Beckstein: "Gute Zusammenarbeit zwischen Behörden, Kommunen und Behindertenbeauftragter der Staatsregierung kann viel bewirken"
"Eine gute Zusammenarbeit zwischen den Behörden und den Kommunen mit der Behindertenbeauftragten der Staatsregierung kann, oft auch ohne großen Finanzaufwand, viel bewirken. Wichtig sind Information, Problembewußtsein und Aufgeschlossenheit", sind sich Innenminister Dr. Günther Beckstein und die neue Beauftragte der Bayerischen Staatsregierung für die Belange der Menschen mit Behinderung, Anita Knochner, bei einem gemeinsamen Gespräch am 28. Mai 2004 in München einig. Schwerpunkte der gemeinsamen Arbeit sind die Barrierefreiheit öffentlicher Räume und Gebäude sowie die Bestellung von Behindertenbeauftragten bei den Kommunen.
Rund zwei Drittel der staatlichen Gebäude sind bereits barrierefrei erreichbar und nutzbar. Die noch nicht nachgerüsteten staatlichen Gebäude sollen nach und nach vorrangig im Zuge laufender Baumaßnahmen barrierefrei umgebaut werden. Die Gebäude sollen vor allem barrierefrei zugänglich sein und Höhendifferenzen in den Erdgeschossen sollen überwindbar sein. Ebenso vorrangig ist das Nachrüsten mit Behindertentoiletten. In einem nächsten Schritt soll das Gebäude innen barrierefrei erschlossen sein, zum Beispiel durch den Einbau von Aufzügen. "Wir haben in jüngster Zeit bereits eine Menge erreicht. Um alles nachzurüsten brauchen wir jedoch aufgrund der hohen Kosten noch längere Zeit", so Beckstein.

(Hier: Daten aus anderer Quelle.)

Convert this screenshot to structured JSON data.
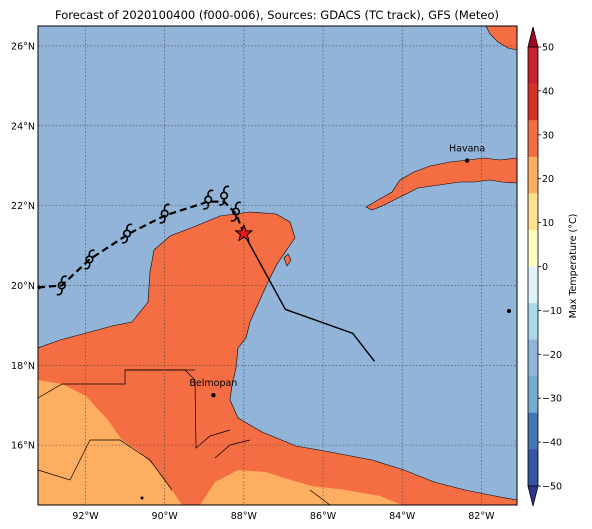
{
  "title": "Forecast of 2020100400 (f000-006), Sources: GDACS (TC track), GFS (Meteo)",
  "map": {
    "lon_range": [
      -93.2,
      -81.1
    ],
    "lat_range": [
      14.5,
      26.5
    ],
    "lon_ticks": [
      {
        "value": -92,
        "label": "92°W"
      },
      {
        "value": -90,
        "label": "90°W"
      },
      {
        "value": -88,
        "label": "88°W"
      },
      {
        "value": -86,
        "label": "86°W"
      },
      {
        "value": -84,
        "label": "84°W"
      },
      {
        "value": -82,
        "label": "82°W"
      }
    ],
    "lat_ticks": [
      {
        "value": 16,
        "label": "16°N"
      },
      {
        "value": 18,
        "label": "18°N"
      },
      {
        "value": 20,
        "label": "20°N"
      },
      {
        "value": 22,
        "label": "22°N"
      },
      {
        "value": 24,
        "label": "24°N"
      },
      {
        "value": 26,
        "label": "26°N"
      }
    ],
    "grid": true,
    "colors": {
      "ocean": "#91b4d8",
      "land_warm": "#f46d43",
      "land_mild": "#fdae61",
      "border": "#000000"
    },
    "cities": [
      {
        "name": "Havana",
        "lon": -82.36,
        "lat": 23.13
      },
      {
        "name": "Belmopan",
        "lon": -88.77,
        "lat": 17.25
      }
    ],
    "current_position": {
      "lon": -88.0,
      "lat": 21.3,
      "marker": "red-star"
    },
    "past_track": [
      {
        "lon": -93.2,
        "lat": 19.95
      },
      {
        "lon": -92.6,
        "lat": 20.0
      },
      {
        "lon": -91.9,
        "lat": 20.65
      },
      {
        "lon": -90.9,
        "lat": 21.3
      },
      {
        "lon": -90.0,
        "lat": 21.75
      },
      {
        "lon": -88.9,
        "lat": 22.1
      },
      {
        "lon": -88.5,
        "lat": 22.1
      },
      {
        "lon": -88.2,
        "lat": 21.8
      },
      {
        "lon": -88.0,
        "lat": 21.3
      }
    ],
    "storm_symbols": [
      {
        "lon": -92.6,
        "lat": 20.0
      },
      {
        "lon": -91.9,
        "lat": 20.65
      },
      {
        "lon": -90.95,
        "lat": 21.3
      },
      {
        "lon": -90.0,
        "lat": 21.8
      },
      {
        "lon": -88.9,
        "lat": 22.15
      },
      {
        "lon": -88.5,
        "lat": 22.25
      },
      {
        "lon": -88.2,
        "lat": 21.85
      }
    ],
    "forecast_track": [
      {
        "lon": -88.0,
        "lat": 21.3
      },
      {
        "lon": -86.95,
        "lat": 19.4
      },
      {
        "lon": -85.25,
        "lat": 18.8
      },
      {
        "lon": -84.7,
        "lat": 18.1
      }
    ]
  },
  "colorbar": {
    "label": "Max Temperature (°C)",
    "ticks": [
      "50",
      "40",
      "30",
      "20",
      "10",
      "0",
      "−10",
      "−20",
      "−30",
      "−40",
      "−50"
    ],
    "band_colors_top_to_bottom": [
      "#a50026",
      "#c8202f",
      "#d73027",
      "#f46d43",
      "#fdae61",
      "#fee090",
      "#ffffbf",
      "#e0f3f8",
      "#abd9e9",
      "#91b4d8",
      "#74add1",
      "#4575b4",
      "#3953a4",
      "#313695"
    ]
  }
}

Beckstein und Knocher appellieren an die Bezirke, Landkreise und an die kreisfreien Gemeinden, auf Grundlage des Bayerischen Behindertengleichstellungsgesetzes kommunale Beauftragte zu bestellen, die die Belange behinderter Menschen wirkungsvoll vertreten. Knocher berichtet, dass von den 71 Landkreisen bisher lediglich 17 und von den 25 kreisfreien Städten nur 14 Behindertenbeauftragte bestellt haben. Gleichwohl stimmen beide überein, dass funktionierende Strukturen im Kleinen unabdingbare Voraussetzung für eine erfolgreiche Behindertenpolitik sind.